Kafka Connect Cassandra Connector. This project includes source & sink connectors.
Experimental phase.
The project can be used in two ways:
-
as a library in another project,
"kafka-connect-cassandra" is published on maven central by Tuplejump. It can be defined as a dependency in the build file. For example, with SBT,
libraryDependencies += com.tuplejump" %% "kafka-connect-cassandra" % "0.0.7"
-
using jar with Kafka Connect
Download the jar and copy it to 'KAFKA_HOME/libs'
The example uses CassandraSource and loads data from demo.event_store
. This data is then saved in another table demo.event_store_sink
using CassandraSink.
To run the example, execute examples/start.sh
in the project directory.
This script starts Cassandra, Zookeper, Kafka Server and then initiates a Kafka Connect command using the Source and Sink Configuration specified in examples/config
.
Once the script execution is completed, the data from demo.event_store
will be available in demo.event_store_sink
. You can insert a few rows in demo.event_store
to see this.
To stop the processes started for running the example, execute examples/stop.sh
Note: On running the example repeatedly, an error is thrown that topic demo
already exists but it won't block the execution
It polls Cassandra with specified query. Using this, data can be fetched from Cassandra in two modes:
- bulk
- timestamp based
The modes change automatically based on the query. For example,
SELECT * FROM userlog ; //bulk
SELECT * FROM userlog WHERE ts > previousTime() ; //timestamp based
SELECT * FROM userlog WHERE ts = currentTime() ; //timestamp based
SELECT * FROM userlog WHERE ts >= previousTime() AND ts <= currentTime() ; //timestamp based
Here, previousTime()
and currentTime()
are replaced prior to fetching the data.
CQL Type | Schema Type |
---|---|
ASCII | STRING |
VARCHAR | STRING |
TEXT | STRING |
BIGINT | INT64 |
COUNTER | INT64 |
BOOLEAN | BOOLEAN |
DECIMAL | FLOAT64 |
DOUBLE | FLOAT64 |
FLOAT | FLOAT32 |
TIMESTAMP | TIMESTAMP |
VARINT | INT64 |
All the others (BLOB, INET, UUID, TIMEUUID, LIST, SET, MAP, CUSTOM, UDT, TUPLE, SMALLINT, TINYINT, DATE,TIME) are currently NOT supported.

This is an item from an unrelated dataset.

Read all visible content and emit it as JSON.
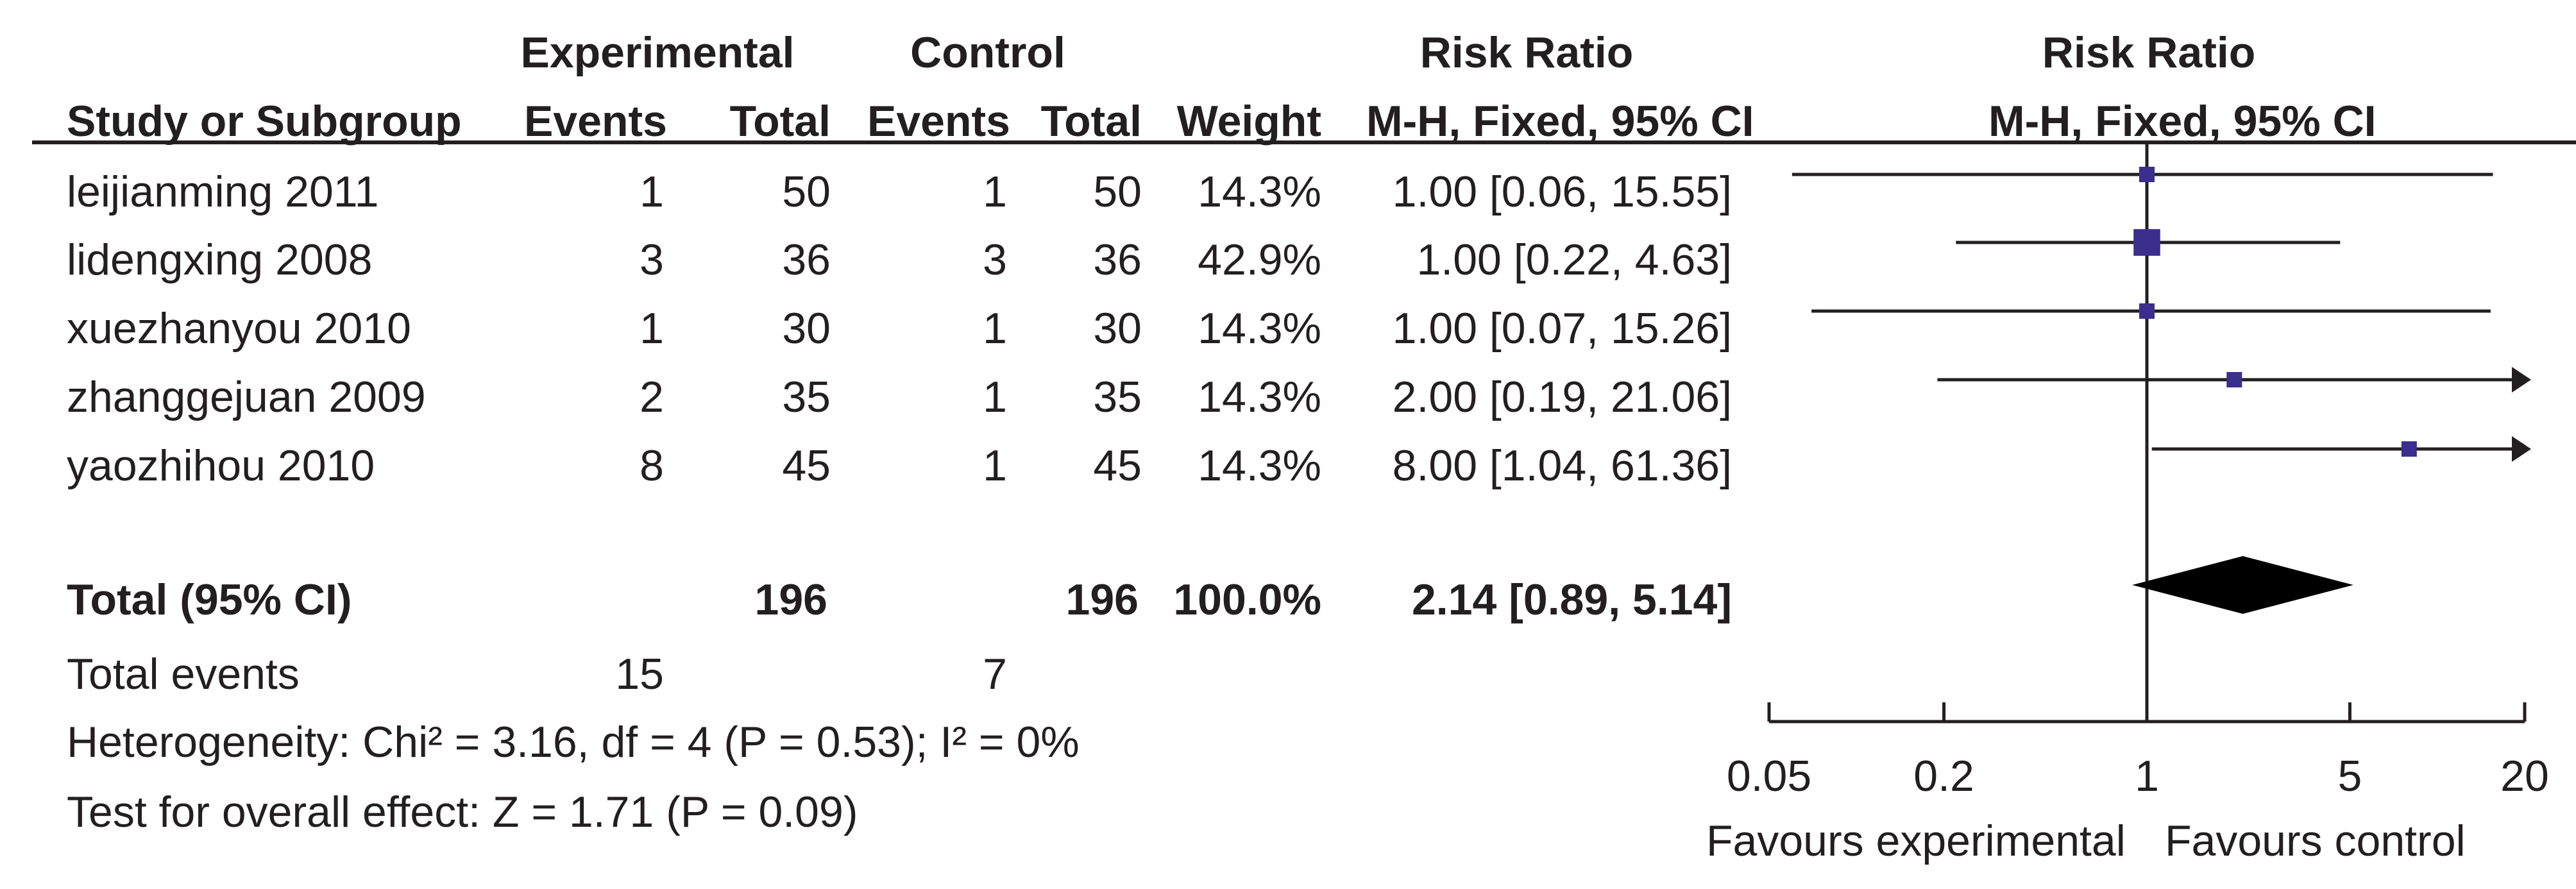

It stores Kafka SinkRecord in Cassandra tables. Currently, we only support STRUCT type in the SinkRecord. The STRUCT can have multiple fields with primitive fieldtypes. We assume one-to-one mapping between the column names in the Cassandra sink table and the field names.
Say, the SinkRecords has the following STRUCT value
{
'id': 1,
'username': 'user1',
'text': 'This is my first tweet'
}
Then the Cassandra table should have the columns - id, username, text
Note: The library does not create the Cassandra tables - users are expected to create those before starting the sink
Refer examples/config
for sample configuration files
name | description | default value |
---|---|---|
name | Unique name for the connector. Attempting to register again with the same name will fail. | |
connector.class | The Java class for the connector, com.tuplejump.kafka.connect.cassandra.CassandraSource or com.tuplejump.kafka.connect.cassandra.CassandraSink |
|
tasks.max | The maximum number of tasks that should be created for this connector. The connector may create fewer tasks if it cannot achieve this level of parallelism. | |
Cassandra Properties (for both Source and Sink) | ||
cassandra.connection.host | The host name or IP address to which the Cassandra native transport is bound. | localhost |
cassandra.connection.port | Port for native client protocol connections. | 9042 |
cassandra.connection.auth.username | Cassandra username | '' |
cassandra.connection.auth.password | Cassandra password | '' |
cassandra.connection.timeout.ms | Connection timeout duration (in ms) | 8000 |
cassandra.connection.read.timeout | Read timeout duration (in ms) | 120000 |
cassandra.connection.reconnect.delay.min | Minimum period of time (in ms) to wait before reconnecting to a dead node. | 1000 |
cassandra.connection.reconnect.delay.max | Maximum period of time (in ms) to wait before reconnecting to a dead node. | 60000 |
cassandra.connection.consistency | Consistency level. Values allowed can be seen here | QUORUM |
cassandra.task.parallelism | Can be one of the values: one-to-one (One topic-to-keyspace.table per task) or one-to-many (N-topic-to-keyspace.table per task) | one-to-one |
name | description | default value |
---|---|---|
cassandra.source.route.<topic_name> | The Select Query to get the data. (Refer CassandraSource documentation for more details) | |
cassandra.source.poll.interval | Frequency in ms to poll for new data in each table. | 60000 |
cassandra.source.fetch.size | Number of CQL rows to fetch in a single round-trip to Cassandra. | 1000 |
name | description | default value |
---|---|---|
cassandra.sink.route.<topic_name> | The table to write the SinkRecords to, <keyspace>.<tableName> | |
cassandra.sink.consistency | The consistency level for writes to Cassandra. | LOCAL_QUORUM |
The project requires SBT to build from source. Execute the following command in the project directory,
sbt package
sbt assembly // to generate the jar with all the dependencies
This will build against Scala 2.11.7 by default. You can override this with:
sbt -Dscala.version=2.10.6 assembly
Or to build against multiple Scala versions,
sbt +package